Site Reliability Engineer
Role details
Job location
Tech stack
Job description
We are seeking a Site Reliability Engineer to join a large-scale enterprise infrastructure organization within the financial services industry. This team is responsible for ensuring the reliability, scalability, and resilience of thousands of production systems supporting critical business functions.
This role blends systems engineering, software development, and operations excellence, with a strong emphasis on automation, infrastructure as code, observability, and incident response. You will work in a highly collaborative SRE environment focused on building reliability into platforms rather than reacting to failures and work towards driving operations excellence, automation, and resiliency at scale. The role focuses on building reliable services through infrastructure as code, observability, and chaos testing while guiding developers and improving production insights. The Production Services team supports a broad application portfolio with follow-the-sun on-call rotation and delivers platform, application, batch, cloud, UI, middle tier, database, mainframe, release, and performance engineering services.
Due to client requirements, applicants must be willing and able to work on a w2 basis. For our w2 consultants, we offer a great benefits package that includes Medical, Dental, and Vision benefits, 401k with company matching, and life insurance.
Rate: $60.00 to $65.00/hr. w2
Responsibilities:
- Design, build, and operate highly available, resilient infrastructure at enterprise scale
- Drive automation-first solutions across operations, incident management, and environment management
- Support production systems through a roster-based on-call rotation (follow-the-sun model)

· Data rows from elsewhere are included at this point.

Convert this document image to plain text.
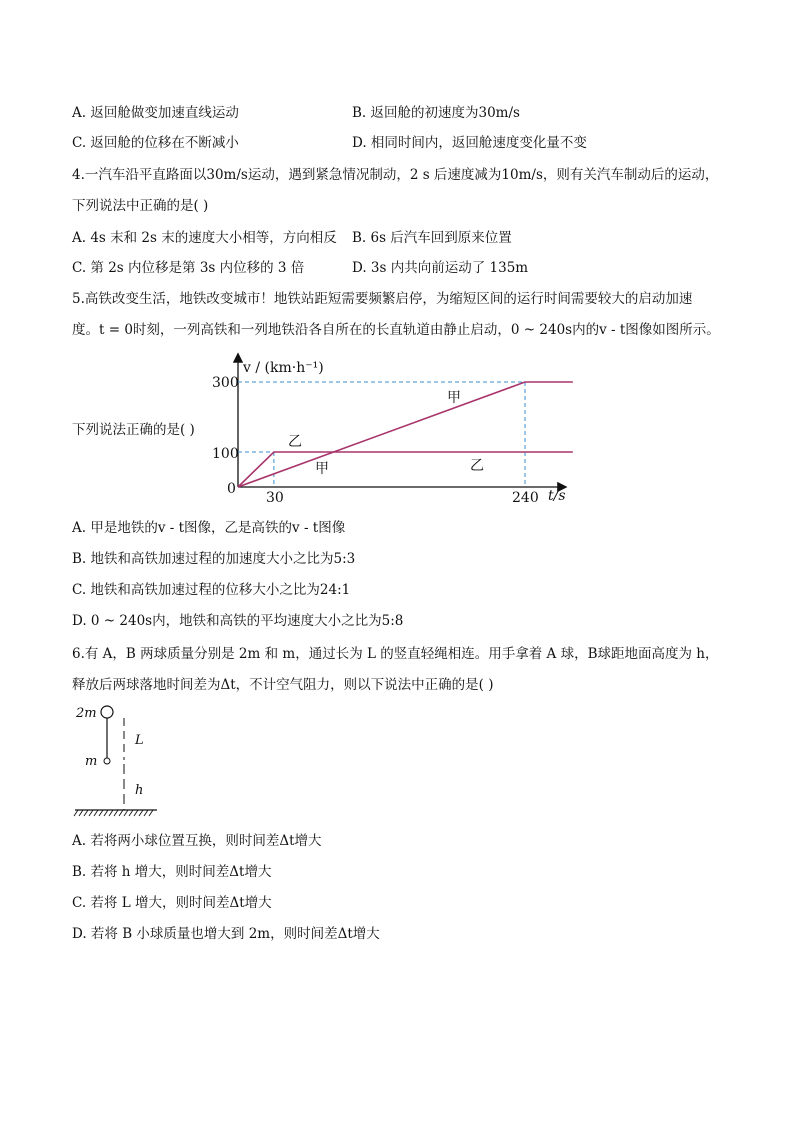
A. 返回舱做变加速直线运动	B. 返回舱的初速度为30m/s
C. 返回舱的位移在不断减小	D. 相同时间内，返回舱速度变化量不变
4.一汽车沿平直路面以30m/s运动，遇到紧急情况制动，2 s 后速度减为10m/s，则有关汽车制动后的运动，
下列说法中正确的是( )
A. 4s 末和 2s 末的速度大小相等，方向相反 B. 6s 后汽车回到原来位置
C. 第 2s 内位移是第 3s 内位移的 3 倍	D. 3s 内共向前运动了 135m
5.高铁改变生活，地铁改变城市！地铁站距短需要频繁启停，为缩短区间的运行时间需要较大的启动加速
度。t = 0时刻，一列高铁和一列地铁沿各自所在的长直轨道由静止启动，0 ~ 240s内的v - t图像如图所示。
下列说法正确的是( )
v / (km·h⁻¹)
t/s
300
100
0
30	240
甲
甲
乙
乙
A. 甲是地铁的v - t图像，乙是高铁的v - t图像
B. 地铁和高铁加速过程的加速度大小之比为5:3
C. 地铁和高铁加速过程的位移大小之比为24:1
D. 0 ~ 240s内，地铁和高铁的平均速度大小之比为5:8
6.有 A，B 两球质量分别是 2m 和 m，通过长为 L 的竖直轻绳相连。用手拿着 A 球，B球距地面高度为 h，
释放后两球落地时间差为Δt，不计空气阻力，则以下说法中正确的是( )
2m
m
L
h
A. 若将两小球位置互换，则时间差Δt增大
B. 若将 h 增大，则时间差Δt增大
C. 若将 L 增大，则时间差Δt增大
D. 若将 B 小球质量也增大到 2m，则时间差Δt增大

- Lead and participate in incident response, triage, and root cause analysis under pressure
- Implement and enhance observability solutions including monitoring, logging, metrics, and alerting
- Build and maintain infrastructure as code for cloud and platform services
- Partner closely with application and platform teams to provide production insights and developer guidance
- Continuously improve system reliability using resiliency engineering, chaos testing, and performance engineering practices
Requirements
- 5+ years of experience supporting or building large-scale, multi-tiered distributed systems
- 1-2 years of cloud development or cloud migration experience
- 2-4 years of software development experience with a focus on automation and SDLC practices
- Prior on-call experience supporting production systems and running incidents
- Strong SRE, systems engineering, or software engineering background
- Hands-on experience with AWS cloud environments (EKS preferred); Azure (AKS) experience is a plus
- Solid Kubernetes experience in production environments
- Experience with infrastructure as code tools such as Terraform, Ansible, Chef, IAM, or ARM
- Proficiency in automation and scripting (Python, Shell scripting, Node.js, JavaScript, or Java)
- CI/CD pipeline experience using tools such as Jenkins and Groovy
- Proven experience supporting distributed, highly concurrent, service-based architectures
- Hands-on experience with observability platforms such as Datadog, Prometheus, Grafana, ELK/OpenSearch, OpenTelemetry, or Splunk
- Experience managing and analyzing large datasets, metrics, and logs to improve system reliability
- Demonstrated ability to maintain scalability and resiliency in complex environments
What Sets You Apart
- Strong systems-thinking mindset with a passion for reliability and automation
- Comfortable operating in high-pressure production environments
- Excellent communication skills with the ability to engage both technical and non-technical partners
- Proven ability to learn new tools and practices and introduce them effectively to engineering teams
- Collaborative approach to working with diverse teams across locations and time zones
Education Requirements:
Bachelor's degree in a technology-related field or equivalent experience. Master's degree is a plus.
Benefits & conditions
Skills, experience, and other compensable factors will be considered when determining pay rate. The pay range provided in this posting reflects a W2 hourly rate; other employment options may be available that may result in pay outside of the provided range.
W2 employees of Eliassen Group who are regularly scheduled to work 30 or more hours per week are eligible for the following benefits: medical (choice of 3 plans), dental, vision, pre-tax accounts, other voluntary benefits including life and disability insurance, 401(k) with match, and sick time if required by law in the worked-in state/locality.
If anyone reaches out to you about an open position connected with Eliassen Group, please ensure that you are working directly with us by confirming the following:
· When you work with Eliassen Group, all email communication will come from an Eliassen.com address, never Gmail, Yahoo, etc.